The possessive in words and names ending in S normally takes an apostrophe followed by a second S (Jones's, James's), but be guided by pronunciation and use the plural apostrophe where it helps: Mephistopheles', Waters', Hedges' rather than Mephistopheles's, Waters's, Hedges's.

Plural nouns that do not end in S take an apostrophe and S in the possessive: children's games, old folk's home, people's republic, etc.

Phrases such as butcher's knife, collector's item, cow's milk, goat's cheese, pig's blood, hangman's noose, writer's cramp, etc are treated as singular.

Use apostrophes in phrases such as two days' time, 12 years' imprisonment and six weeks' holiday, where the time period (two days) modifies a noun (time), but not in nine months pregnant or three weeks old, where the time period is adverbial (modifying an adjective such as pregnant or old) – if in doubt, test with a singular such as one day's time, one month pregnant.

Some shops use an apostrophe, wrongly, to indicate a plural ("pea's"), but will generally omit the apostrophe when one is actually required ("new seasons asparagus"), a phenomenon sometimes referred to as the greengrocer's (or grocer's) apostrophe. Try to avoid this

KateShrub Tue 05-Mar-13 18:14:39

Lol @ citing the Grauniad as an authority on grammer. [sic]

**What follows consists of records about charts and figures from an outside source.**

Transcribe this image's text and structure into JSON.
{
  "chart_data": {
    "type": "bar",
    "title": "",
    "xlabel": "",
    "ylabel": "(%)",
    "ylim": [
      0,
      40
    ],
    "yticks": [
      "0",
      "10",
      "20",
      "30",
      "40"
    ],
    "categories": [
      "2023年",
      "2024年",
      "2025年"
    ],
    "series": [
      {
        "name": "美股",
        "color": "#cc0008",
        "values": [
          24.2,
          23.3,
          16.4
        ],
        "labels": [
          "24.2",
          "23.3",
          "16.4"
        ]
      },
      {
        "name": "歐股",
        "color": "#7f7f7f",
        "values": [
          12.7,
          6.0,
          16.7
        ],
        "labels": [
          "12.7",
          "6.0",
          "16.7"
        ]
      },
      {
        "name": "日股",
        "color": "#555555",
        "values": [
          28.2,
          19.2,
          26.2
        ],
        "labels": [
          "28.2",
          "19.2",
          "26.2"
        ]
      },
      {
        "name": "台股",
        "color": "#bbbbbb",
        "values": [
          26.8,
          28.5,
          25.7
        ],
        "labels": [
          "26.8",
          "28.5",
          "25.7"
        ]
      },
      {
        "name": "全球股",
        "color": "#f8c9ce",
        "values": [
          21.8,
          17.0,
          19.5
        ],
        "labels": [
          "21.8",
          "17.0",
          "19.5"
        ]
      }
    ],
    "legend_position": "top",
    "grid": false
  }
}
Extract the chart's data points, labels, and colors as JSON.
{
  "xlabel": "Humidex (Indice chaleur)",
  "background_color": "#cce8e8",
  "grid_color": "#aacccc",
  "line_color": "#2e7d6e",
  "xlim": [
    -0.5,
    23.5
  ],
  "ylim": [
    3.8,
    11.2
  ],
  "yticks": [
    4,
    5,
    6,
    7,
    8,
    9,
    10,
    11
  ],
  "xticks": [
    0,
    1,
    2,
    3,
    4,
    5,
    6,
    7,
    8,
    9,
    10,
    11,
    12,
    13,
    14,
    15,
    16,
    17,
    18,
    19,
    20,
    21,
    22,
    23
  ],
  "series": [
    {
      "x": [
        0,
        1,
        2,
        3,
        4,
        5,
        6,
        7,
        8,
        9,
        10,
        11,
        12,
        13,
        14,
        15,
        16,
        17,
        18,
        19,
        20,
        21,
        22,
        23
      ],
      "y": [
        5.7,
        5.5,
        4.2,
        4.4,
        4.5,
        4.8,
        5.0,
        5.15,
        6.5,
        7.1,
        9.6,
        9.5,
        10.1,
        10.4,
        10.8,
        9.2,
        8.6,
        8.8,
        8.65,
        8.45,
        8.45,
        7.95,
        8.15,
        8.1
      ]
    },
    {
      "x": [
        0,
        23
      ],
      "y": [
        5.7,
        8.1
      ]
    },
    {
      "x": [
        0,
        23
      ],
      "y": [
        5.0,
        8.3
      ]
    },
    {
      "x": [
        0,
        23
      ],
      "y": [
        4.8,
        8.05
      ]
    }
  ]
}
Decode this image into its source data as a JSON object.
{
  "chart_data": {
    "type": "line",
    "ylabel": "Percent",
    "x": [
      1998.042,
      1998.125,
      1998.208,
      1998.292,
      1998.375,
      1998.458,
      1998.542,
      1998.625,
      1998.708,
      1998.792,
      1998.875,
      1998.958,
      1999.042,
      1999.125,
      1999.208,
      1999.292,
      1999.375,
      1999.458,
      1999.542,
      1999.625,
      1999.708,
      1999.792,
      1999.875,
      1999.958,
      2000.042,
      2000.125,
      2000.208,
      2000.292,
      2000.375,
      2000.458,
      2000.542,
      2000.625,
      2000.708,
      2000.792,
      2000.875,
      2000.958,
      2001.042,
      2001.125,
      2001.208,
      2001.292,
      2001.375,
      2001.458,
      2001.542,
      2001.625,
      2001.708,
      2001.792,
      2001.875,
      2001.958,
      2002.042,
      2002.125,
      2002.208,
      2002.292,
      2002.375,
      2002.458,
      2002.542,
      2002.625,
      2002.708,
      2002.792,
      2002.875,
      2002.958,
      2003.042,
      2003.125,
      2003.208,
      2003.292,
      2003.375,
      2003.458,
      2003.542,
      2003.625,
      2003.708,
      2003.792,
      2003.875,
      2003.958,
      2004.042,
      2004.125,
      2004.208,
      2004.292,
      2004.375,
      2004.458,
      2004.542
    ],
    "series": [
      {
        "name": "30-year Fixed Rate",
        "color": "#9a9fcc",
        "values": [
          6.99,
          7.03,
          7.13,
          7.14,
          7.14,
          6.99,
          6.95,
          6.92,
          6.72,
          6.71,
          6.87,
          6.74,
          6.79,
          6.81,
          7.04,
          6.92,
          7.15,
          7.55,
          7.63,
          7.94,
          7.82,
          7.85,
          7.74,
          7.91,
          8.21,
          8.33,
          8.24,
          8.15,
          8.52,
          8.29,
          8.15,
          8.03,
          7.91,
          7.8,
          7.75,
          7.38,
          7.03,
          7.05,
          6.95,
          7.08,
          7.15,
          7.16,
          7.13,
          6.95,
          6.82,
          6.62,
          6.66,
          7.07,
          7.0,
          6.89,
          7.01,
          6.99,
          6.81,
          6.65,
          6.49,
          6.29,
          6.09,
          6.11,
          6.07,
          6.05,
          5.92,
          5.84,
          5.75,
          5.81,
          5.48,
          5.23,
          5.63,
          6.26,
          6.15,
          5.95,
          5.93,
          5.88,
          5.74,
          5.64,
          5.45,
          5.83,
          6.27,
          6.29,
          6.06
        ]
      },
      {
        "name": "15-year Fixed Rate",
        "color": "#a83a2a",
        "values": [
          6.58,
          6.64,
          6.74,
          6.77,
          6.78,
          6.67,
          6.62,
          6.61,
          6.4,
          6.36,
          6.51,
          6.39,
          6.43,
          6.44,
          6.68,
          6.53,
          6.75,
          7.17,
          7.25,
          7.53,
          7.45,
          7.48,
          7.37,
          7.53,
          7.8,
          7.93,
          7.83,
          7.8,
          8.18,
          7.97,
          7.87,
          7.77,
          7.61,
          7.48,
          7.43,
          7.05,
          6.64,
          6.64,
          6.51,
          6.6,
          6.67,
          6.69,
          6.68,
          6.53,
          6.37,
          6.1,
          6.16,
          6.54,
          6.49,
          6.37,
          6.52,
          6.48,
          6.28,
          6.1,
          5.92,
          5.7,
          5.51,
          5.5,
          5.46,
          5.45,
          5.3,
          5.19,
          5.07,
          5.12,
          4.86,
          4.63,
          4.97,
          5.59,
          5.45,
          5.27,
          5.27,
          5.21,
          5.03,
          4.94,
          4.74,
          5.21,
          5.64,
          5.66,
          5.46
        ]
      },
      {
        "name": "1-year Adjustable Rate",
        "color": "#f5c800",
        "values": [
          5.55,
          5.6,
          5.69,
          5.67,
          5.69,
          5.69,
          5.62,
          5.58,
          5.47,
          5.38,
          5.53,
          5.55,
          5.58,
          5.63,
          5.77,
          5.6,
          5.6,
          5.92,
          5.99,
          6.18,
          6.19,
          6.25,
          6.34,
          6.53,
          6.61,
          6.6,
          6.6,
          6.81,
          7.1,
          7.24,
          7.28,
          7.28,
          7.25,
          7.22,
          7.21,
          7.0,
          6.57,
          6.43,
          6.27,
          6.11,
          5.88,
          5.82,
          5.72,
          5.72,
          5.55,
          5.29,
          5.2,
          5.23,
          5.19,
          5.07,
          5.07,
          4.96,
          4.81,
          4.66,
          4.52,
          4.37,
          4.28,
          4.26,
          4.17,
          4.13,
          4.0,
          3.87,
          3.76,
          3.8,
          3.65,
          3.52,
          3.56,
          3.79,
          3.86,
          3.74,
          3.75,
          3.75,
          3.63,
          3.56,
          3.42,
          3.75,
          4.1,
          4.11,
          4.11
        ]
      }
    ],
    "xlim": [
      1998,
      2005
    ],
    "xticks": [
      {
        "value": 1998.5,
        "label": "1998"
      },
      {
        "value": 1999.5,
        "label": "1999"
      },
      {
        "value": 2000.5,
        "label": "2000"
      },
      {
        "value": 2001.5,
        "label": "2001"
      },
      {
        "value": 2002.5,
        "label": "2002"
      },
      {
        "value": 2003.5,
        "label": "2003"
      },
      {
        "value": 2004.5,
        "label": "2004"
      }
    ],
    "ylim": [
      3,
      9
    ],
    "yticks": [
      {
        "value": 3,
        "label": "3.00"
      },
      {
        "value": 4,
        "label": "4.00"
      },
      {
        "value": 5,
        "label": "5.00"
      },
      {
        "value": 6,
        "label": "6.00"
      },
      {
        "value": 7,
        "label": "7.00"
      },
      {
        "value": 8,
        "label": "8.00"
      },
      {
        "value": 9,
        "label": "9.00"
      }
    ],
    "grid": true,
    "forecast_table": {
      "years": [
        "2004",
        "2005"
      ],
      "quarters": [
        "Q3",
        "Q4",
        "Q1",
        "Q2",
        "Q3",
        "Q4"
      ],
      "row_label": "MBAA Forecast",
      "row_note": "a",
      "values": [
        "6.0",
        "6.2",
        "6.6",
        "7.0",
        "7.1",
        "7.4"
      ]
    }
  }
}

grovel Tue 05-Mar-13 18:18:57

I know but Xenai (sic) and the Grauniad being in agreement was even better!

Euphemia Tue 05-Mar-13 18:59:21

Phrases such as butcher's knife, collector's item, cow's milk, goat's cheese, pig's blood, hangman's noose, writer's cramp, etc are treated as singular.

^ this

So cow's milk = the milk of the cow i.e. from that species, rather than implying the milk is from a single animal.

Xenia Wed 06-Mar-13 08:56:10

I think all the links show that cow's milk is probably the best.

On the 12 months' etc always try putting "of" in it and that helps. So 12 months of imprisonment becomes 12 months' imprisonment, whereas 9 months pregnant could not be 9 months of pregnant - so doing that test helps you decide if it is one of those where you add the possessive apostrophe.

breadandbutterfly Thu 07-Mar-13 11:21:33

Good tip,Xenia. I shall try to remember that.